Despite the back and forth of markets, I have remained medium term constructive on equities and have repeatedly stated that based on our indicators and read on the macro environment, the most important underpinnings for even higher highs in the equity market are still very much in place:

  • The Fed has clearly signaled that they will be on hold for an extended period and the favorable liquidity environment will not be interrupted any time soon.
  • The interest rate backdrop remains near record lows and supportive of equities.
  • The earnings revisions data for the broad equity market, which has a big impact in our investment process, is still robust. It shows that the rate of change in the depressed future profit expectations that were consensus in late-March and early-April, is still getting less bad for the broad universe of names within the S&P 500 and the S&P 1500, as shown by our proprietary earnings metric that we call Analyst Sentiment Measure (ASM).

The headwinds that we discussed in our previous sector publication appear to be becoming less relevant for now. Expectations for some economic stimulus legislation have risen, regardless of the eventual outcome of the election cycle. COVID-19 remains stubborn, but as I had expected, we got a favorable vaccine announcement before year end with the news from Pfizer on Monday. Clearly, this news does not formally end the ongoing pandemic as there are still many things that need to occur to get the vaccine formally approved, distributed, and then administered to the public at large. But importantly, for equities, performance will react well in advance of all those real-world issues.

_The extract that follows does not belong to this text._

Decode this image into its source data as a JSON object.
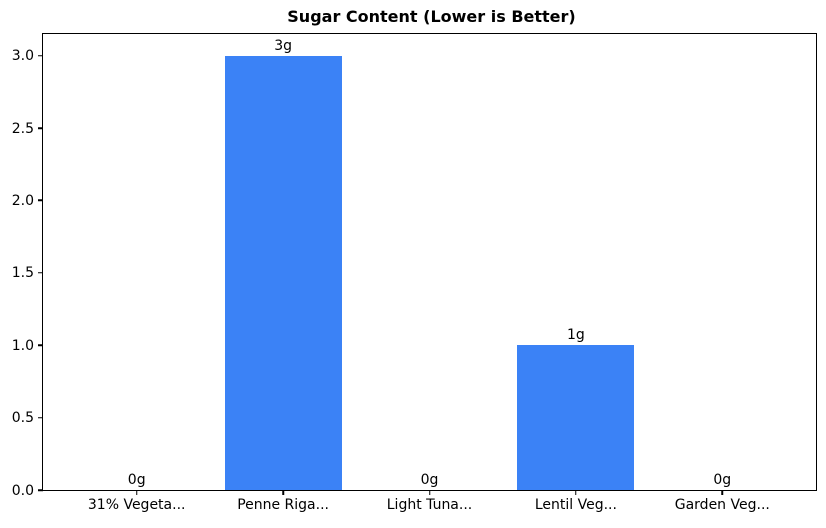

Bottom line: Our research suggests that a powerful profit cycle is in the early innings and a favorable fiscal and monetary policy backdrop will combine to push equity prices higher. Any dips in the broad equity market that may occur in the coming days and weeks should be viewed as buying opportunities.

Our updated sector allocations are listed below. Relative to previous recommendations Materials was raised while Technology and Staples were lowered.

Most preferred sectors: Consumer Discretionary, Industrials, and Materials. With Comm Services and newly lowered Tech also being better than neutral.

Neutral: Healthcare

Least preferred sectors: Real Estate, Energy, and Staples with Financials and Utilities also below neutral.